Der Fall zeigt, dass Unklarheiten über den Erben zu erheblichen Kosten führen können. Die unterlegenen Parteien (hier der Hausarzt und die gesetzlichen Erben) mussten nicht nur ihre eigenen Anwaltskosten, sondern auch die Gerichtskosten und die Anwaltskosten der obsiegenden Erbin tragen. Eine klare und unanfechtbare Regelung zu Lebzeiten hätte dies vermutlich verhindert. Auch die Frage, ob eine Vereinbarung „sittenwidrig“ ist (z. B. bei Ausnutzung einer Zwangslage), kann in solchen Fällen eine Rolle spielen und sollte bei der Gestaltung bedacht werden.
✅ Checkliste: Erbschaft für Pflegeleistungen
- Ist die Vereinbarung (Erbeinsetzung für Pflege) klar und eindeutig formuliert?

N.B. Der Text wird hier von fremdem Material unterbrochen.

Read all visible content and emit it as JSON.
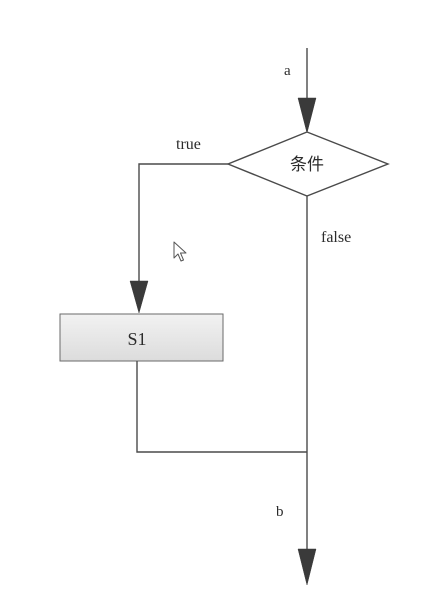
{
  "diagram": {
    "entry_label": "a",
    "exit_label": "b",
    "condition_label": "条件",
    "true_label": "true",
    "false_label": "false",
    "statement_label": "S1"
  }
}
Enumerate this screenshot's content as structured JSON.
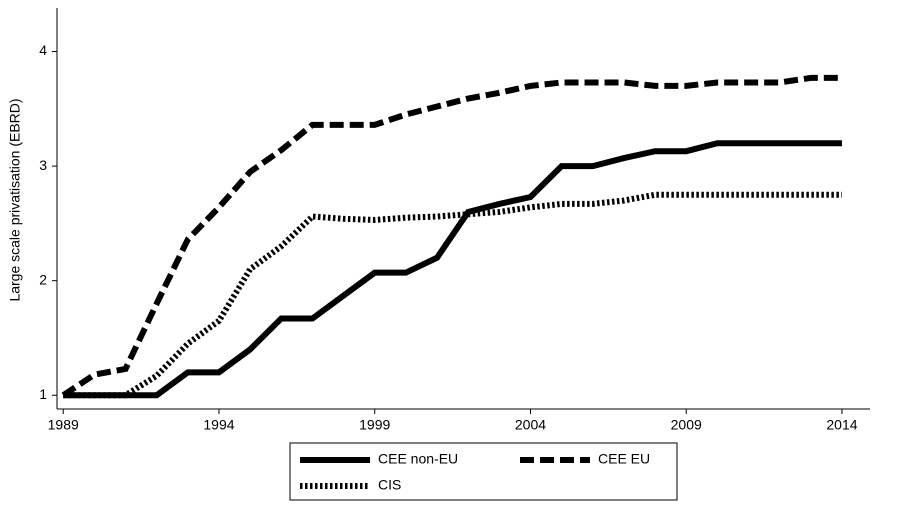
{
  "chart_data": {
    "type": "line",
    "y_label": "Large scale privatisation (EBRD)",
    "x": [
      1989,
      1990,
      1991,
      1992,
      1993,
      1994,
      1995,
      1996,
      1997,
      1998,
      1999,
      2000,
      2001,
      2002,
      2003,
      2004,
      2005,
      2006,
      2007,
      2008,
      2009,
      2010,
      2011,
      2012,
      2013,
      2014
    ],
    "series": [
      {
        "name": "CEE non-EU",
        "color": "#000000",
        "dash": "solid",
        "values": [
          1,
          1,
          1,
          1,
          1.2,
          1.2,
          1.4,
          1.67,
          1.67,
          1.87,
          2.07,
          2.07,
          2.2,
          2.6,
          2.67,
          2.73,
          3.0,
          3.0,
          3.07,
          3.13,
          3.13,
          3.2,
          3.2,
          3.2,
          3.2,
          3.2
        ]
      },
      {
        "name": "CEE EU",
        "color": "#000000",
        "dash": "dash",
        "values": [
          1,
          1.18,
          1.23,
          1.8,
          2.36,
          2.64,
          2.95,
          3.14,
          3.36,
          3.36,
          3.36,
          3.45,
          3.52,
          3.59,
          3.64,
          3.7,
          3.73,
          3.73,
          3.73,
          3.7,
          3.7,
          3.73,
          3.73,
          3.73,
          3.77,
          3.77
        ]
      },
      {
        "name": "CIS",
        "color": "#000000",
        "dash": "dot",
        "values": [
          1,
          1,
          1,
          1.17,
          1.45,
          1.65,
          2.1,
          2.3,
          2.56,
          2.54,
          2.53,
          2.55,
          2.56,
          2.58,
          2.6,
          2.64,
          2.67,
          2.67,
          2.7,
          2.75,
          2.75,
          2.75,
          2.75,
          2.75,
          2.75,
          2.75
        ]
      }
    ],
    "xlim": [
      1988.8,
      2014.9
    ],
    "xticks": [
      1989,
      1994,
      1999,
      2004,
      2009,
      2014
    ],
    "ylim": [
      0.88,
      4.38
    ],
    "yticks": [
      1,
      2,
      3,
      4
    ],
    "grid": false,
    "legend": "bottom"
  }
}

- Wurde die rechtlich erforderliche Form gewählt (z. B. notarieller Erbvertrag, handschriftliches Testament)?
- Sind die erbrachten oder zu erbringenden Pflegeleistungen nachweisbar dokumentiert?
- Wurden mögliche Pflichtteilsansprüche von gesetzlichen Erben bedacht und geregelt?
- Haben sich alle Beteiligten rechtzeitig juristisch beraten lassen, um Risiken zu minimieren?